Reading Delirious No More by Rem Koolhaas and Life in the Bust Belt by Po Bronson (both in Wired) after another, made me wonder whether there’s an anatomy of booms. Koolhaas writes this about the early years of New York:
New York is built, from 1850 to 1933, in a single spurt of imagination and energy. The first prototype of the modern metropolis, Manhattan is turned into a laboratory to test the potential of modern life in a radical, collective experiment. A free-form coalition of developers, visionaries, writers, architects, and journalists intersects with popular expectations to make the city an extreme and exhilarating democratic machine, one that is able to process all newcomers into New Yorkers.

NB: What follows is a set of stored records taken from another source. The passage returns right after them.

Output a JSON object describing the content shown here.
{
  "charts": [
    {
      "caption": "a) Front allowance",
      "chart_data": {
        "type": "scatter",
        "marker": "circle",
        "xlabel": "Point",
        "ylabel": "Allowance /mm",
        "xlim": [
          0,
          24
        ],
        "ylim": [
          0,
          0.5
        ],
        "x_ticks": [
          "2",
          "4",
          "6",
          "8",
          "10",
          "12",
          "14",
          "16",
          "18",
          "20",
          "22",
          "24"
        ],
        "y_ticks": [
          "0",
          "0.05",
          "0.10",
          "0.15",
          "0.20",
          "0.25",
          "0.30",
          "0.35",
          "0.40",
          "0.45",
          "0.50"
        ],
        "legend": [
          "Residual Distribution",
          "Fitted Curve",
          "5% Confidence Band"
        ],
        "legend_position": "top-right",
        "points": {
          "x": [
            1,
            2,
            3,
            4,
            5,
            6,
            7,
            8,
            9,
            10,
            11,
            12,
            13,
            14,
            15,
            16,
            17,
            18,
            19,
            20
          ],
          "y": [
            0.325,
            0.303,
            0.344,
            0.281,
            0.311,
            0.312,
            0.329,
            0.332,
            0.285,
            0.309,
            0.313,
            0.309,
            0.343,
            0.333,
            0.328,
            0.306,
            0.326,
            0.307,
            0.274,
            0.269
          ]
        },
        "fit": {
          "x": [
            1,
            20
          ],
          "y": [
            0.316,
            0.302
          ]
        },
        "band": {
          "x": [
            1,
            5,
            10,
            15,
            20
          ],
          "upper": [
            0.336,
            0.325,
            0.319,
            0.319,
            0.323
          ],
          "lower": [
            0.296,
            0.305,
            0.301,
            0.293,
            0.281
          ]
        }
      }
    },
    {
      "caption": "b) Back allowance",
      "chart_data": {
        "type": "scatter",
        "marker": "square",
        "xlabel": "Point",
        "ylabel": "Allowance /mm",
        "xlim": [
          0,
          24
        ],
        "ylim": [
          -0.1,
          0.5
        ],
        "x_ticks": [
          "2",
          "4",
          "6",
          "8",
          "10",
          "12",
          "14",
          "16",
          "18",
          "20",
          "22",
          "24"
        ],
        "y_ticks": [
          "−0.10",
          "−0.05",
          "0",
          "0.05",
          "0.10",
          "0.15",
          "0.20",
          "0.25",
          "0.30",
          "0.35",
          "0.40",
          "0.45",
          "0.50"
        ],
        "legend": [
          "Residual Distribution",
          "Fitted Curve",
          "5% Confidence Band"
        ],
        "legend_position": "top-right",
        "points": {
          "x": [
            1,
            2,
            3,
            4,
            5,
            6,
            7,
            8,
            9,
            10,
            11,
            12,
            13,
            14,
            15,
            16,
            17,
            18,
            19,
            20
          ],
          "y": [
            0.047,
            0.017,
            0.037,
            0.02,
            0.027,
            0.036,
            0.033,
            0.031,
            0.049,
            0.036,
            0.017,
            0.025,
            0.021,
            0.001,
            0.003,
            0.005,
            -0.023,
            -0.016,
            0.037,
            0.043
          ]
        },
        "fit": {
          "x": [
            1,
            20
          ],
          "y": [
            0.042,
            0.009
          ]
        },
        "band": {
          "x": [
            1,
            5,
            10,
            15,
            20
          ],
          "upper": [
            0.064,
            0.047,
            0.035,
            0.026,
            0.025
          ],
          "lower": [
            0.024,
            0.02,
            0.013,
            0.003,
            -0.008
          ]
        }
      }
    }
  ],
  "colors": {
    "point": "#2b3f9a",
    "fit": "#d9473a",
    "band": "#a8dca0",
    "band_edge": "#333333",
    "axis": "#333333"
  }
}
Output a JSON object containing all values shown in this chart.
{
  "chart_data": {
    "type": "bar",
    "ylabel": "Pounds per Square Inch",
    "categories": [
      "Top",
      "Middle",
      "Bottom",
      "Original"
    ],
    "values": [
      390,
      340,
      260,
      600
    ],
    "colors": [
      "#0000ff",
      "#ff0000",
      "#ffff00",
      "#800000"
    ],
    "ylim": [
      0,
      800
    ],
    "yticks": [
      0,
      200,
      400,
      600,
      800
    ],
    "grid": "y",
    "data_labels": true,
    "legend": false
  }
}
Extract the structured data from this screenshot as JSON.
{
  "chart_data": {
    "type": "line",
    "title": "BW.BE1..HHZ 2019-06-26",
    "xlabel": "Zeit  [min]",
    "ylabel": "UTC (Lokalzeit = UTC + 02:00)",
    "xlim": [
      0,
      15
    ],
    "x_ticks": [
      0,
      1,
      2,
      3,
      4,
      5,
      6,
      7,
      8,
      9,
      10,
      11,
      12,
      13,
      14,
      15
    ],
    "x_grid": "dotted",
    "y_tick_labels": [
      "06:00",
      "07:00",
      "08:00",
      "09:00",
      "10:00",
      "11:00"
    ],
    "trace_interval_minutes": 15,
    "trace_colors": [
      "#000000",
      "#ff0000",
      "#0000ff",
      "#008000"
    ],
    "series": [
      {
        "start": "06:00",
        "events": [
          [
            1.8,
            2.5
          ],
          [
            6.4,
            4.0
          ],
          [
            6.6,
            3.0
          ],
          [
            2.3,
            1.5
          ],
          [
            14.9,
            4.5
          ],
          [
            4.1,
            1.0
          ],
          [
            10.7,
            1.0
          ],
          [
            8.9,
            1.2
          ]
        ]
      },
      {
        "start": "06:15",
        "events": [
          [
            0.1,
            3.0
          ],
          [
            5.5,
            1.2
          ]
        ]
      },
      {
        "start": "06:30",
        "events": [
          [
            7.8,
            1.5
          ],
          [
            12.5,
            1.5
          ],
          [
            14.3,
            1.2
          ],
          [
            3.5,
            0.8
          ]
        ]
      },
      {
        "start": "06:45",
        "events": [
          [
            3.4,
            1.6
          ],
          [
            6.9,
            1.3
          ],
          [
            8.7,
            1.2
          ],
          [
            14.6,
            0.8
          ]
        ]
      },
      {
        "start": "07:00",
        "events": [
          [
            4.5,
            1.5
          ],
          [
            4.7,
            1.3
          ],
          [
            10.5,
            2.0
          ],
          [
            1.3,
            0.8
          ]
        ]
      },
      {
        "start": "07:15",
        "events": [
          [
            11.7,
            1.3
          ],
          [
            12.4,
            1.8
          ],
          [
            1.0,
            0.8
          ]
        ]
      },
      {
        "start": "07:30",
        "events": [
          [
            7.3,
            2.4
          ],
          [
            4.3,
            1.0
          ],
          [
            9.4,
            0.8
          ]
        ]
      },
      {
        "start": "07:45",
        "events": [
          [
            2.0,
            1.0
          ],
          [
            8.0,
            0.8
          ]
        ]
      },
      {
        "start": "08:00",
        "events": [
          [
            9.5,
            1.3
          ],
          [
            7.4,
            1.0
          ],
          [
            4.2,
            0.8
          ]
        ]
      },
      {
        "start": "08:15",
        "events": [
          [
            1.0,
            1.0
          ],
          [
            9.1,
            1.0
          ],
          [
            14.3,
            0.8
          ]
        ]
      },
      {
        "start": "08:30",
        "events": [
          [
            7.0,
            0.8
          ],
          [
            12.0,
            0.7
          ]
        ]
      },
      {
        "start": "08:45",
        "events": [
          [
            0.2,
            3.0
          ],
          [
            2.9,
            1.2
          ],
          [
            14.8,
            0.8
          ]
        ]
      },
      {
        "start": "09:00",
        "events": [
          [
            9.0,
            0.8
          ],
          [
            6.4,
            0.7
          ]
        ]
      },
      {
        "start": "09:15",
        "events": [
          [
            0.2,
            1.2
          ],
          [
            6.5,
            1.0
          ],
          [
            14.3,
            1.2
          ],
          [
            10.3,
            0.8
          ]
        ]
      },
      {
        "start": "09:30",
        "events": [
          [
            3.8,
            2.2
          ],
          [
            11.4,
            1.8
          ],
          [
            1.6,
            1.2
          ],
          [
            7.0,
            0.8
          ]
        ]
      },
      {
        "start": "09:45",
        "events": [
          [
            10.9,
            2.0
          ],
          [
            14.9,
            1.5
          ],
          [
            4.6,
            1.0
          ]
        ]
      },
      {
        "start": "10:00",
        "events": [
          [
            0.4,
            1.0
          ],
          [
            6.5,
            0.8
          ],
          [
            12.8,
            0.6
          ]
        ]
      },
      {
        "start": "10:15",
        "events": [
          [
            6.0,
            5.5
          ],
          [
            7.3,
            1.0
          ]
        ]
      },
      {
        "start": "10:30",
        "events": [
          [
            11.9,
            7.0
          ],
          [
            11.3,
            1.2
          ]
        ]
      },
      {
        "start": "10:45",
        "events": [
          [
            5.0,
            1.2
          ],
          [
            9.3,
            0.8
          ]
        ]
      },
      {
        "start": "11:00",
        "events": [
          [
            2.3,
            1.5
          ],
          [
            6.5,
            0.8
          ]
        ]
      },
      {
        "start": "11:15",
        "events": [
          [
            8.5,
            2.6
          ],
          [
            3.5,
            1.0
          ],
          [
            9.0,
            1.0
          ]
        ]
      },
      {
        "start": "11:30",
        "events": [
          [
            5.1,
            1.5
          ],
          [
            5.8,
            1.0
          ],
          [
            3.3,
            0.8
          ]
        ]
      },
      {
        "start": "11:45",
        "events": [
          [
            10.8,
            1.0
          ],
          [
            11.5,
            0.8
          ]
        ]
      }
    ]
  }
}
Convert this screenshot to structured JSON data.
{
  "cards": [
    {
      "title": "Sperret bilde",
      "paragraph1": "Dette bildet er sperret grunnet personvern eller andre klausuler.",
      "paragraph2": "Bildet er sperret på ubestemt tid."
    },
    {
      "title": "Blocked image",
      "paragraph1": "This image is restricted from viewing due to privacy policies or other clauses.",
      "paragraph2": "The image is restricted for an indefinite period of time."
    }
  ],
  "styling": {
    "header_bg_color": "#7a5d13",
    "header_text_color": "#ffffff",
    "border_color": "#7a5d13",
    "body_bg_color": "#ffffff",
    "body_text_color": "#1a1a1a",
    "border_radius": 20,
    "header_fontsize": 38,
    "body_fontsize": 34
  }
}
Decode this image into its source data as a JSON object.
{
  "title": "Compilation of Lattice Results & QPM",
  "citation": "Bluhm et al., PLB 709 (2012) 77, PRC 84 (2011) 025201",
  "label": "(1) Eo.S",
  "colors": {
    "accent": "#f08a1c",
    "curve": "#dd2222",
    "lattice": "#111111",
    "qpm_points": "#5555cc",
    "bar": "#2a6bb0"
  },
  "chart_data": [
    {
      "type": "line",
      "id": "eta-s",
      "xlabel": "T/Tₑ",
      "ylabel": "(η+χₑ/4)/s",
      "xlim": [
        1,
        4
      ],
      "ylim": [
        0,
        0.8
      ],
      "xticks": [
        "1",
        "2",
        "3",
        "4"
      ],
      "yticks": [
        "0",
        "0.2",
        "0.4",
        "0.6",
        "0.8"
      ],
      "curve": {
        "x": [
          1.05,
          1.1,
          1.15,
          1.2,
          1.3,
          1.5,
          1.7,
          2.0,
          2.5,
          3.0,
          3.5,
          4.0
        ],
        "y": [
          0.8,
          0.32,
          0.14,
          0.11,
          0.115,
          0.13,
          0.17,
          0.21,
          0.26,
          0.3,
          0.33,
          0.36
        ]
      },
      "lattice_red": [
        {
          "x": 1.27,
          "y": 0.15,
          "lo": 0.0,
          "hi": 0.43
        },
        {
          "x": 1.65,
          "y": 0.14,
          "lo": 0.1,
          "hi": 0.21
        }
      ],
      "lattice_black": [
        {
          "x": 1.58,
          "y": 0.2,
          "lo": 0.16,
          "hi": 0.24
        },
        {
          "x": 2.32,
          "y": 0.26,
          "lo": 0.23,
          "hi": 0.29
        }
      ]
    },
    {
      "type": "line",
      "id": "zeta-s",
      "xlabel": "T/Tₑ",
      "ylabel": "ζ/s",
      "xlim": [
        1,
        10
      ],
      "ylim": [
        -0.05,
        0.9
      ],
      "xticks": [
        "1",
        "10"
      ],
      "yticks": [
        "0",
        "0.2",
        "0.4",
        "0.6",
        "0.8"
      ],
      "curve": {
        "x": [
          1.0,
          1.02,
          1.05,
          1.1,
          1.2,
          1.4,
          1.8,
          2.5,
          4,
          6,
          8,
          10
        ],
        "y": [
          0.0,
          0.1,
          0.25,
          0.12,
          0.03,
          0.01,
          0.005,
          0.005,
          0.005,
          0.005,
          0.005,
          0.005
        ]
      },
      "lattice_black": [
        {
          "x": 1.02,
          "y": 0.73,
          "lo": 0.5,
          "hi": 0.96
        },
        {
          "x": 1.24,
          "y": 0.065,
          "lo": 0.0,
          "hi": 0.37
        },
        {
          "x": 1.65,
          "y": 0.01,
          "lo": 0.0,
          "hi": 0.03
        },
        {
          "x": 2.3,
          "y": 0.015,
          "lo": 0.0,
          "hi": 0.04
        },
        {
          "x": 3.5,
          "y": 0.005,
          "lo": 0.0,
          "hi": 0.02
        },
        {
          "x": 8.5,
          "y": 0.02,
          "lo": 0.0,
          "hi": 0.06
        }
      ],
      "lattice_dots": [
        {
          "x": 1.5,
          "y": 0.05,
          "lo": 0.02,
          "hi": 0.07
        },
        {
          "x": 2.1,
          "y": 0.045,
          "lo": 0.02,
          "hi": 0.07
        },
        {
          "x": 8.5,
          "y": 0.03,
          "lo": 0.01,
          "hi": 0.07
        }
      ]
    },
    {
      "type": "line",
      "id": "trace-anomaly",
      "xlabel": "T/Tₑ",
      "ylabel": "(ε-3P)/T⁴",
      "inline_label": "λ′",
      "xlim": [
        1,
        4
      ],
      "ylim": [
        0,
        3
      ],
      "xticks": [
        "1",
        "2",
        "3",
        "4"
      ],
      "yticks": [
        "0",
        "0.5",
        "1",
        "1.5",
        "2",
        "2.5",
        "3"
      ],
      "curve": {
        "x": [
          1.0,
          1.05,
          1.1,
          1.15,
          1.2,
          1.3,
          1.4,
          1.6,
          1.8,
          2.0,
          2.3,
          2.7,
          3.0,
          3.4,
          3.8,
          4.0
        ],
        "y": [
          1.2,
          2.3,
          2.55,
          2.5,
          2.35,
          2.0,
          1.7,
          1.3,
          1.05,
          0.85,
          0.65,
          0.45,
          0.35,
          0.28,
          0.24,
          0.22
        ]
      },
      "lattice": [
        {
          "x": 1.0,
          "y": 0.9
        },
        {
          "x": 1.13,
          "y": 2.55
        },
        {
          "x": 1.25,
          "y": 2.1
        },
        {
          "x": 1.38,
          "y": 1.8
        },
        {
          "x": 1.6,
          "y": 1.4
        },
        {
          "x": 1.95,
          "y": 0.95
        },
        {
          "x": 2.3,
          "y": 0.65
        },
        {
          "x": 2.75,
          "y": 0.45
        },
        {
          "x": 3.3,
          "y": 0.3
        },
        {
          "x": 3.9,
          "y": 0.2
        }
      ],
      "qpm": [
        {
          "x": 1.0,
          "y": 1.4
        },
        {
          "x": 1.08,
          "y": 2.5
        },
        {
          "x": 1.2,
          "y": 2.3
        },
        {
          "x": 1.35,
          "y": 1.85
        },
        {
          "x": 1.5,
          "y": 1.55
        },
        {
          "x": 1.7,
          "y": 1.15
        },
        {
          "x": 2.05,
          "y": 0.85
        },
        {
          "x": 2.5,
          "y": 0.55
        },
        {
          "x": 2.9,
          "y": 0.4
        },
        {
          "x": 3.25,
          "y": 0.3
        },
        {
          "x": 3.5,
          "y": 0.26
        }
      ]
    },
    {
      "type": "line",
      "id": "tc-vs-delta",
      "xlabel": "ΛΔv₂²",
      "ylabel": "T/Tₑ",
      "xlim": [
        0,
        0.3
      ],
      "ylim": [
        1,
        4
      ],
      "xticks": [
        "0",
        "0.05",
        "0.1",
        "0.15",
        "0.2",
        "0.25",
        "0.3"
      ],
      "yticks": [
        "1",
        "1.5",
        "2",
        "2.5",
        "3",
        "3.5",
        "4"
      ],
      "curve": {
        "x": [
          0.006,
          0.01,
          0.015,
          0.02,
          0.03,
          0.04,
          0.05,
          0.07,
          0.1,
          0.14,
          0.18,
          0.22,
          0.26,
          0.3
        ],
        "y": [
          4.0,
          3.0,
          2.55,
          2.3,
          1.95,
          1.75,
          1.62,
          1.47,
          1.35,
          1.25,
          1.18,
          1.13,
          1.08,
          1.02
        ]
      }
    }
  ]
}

The Depression halts this, he writes. “After World War II, buildings become “important.” Each is the work of an individual architect, rather than a collective.” In the 1970s, he writes, “An ecology of lawyers, dealmakers, zoning experts, and enablers grotesquely inflate the arcane complexities of “getting things done” and intimidate any outsider into helpless surrender to their intricate cynicism.” From free creativity to tight control.
Bronson’s article is about Silicon Valley hoping for the “Next New Thing”. When it was booming, every idea was tried by everyone (or so it seems to me). Startups were formed for each idea and venture capitalists funded them. … Got to go.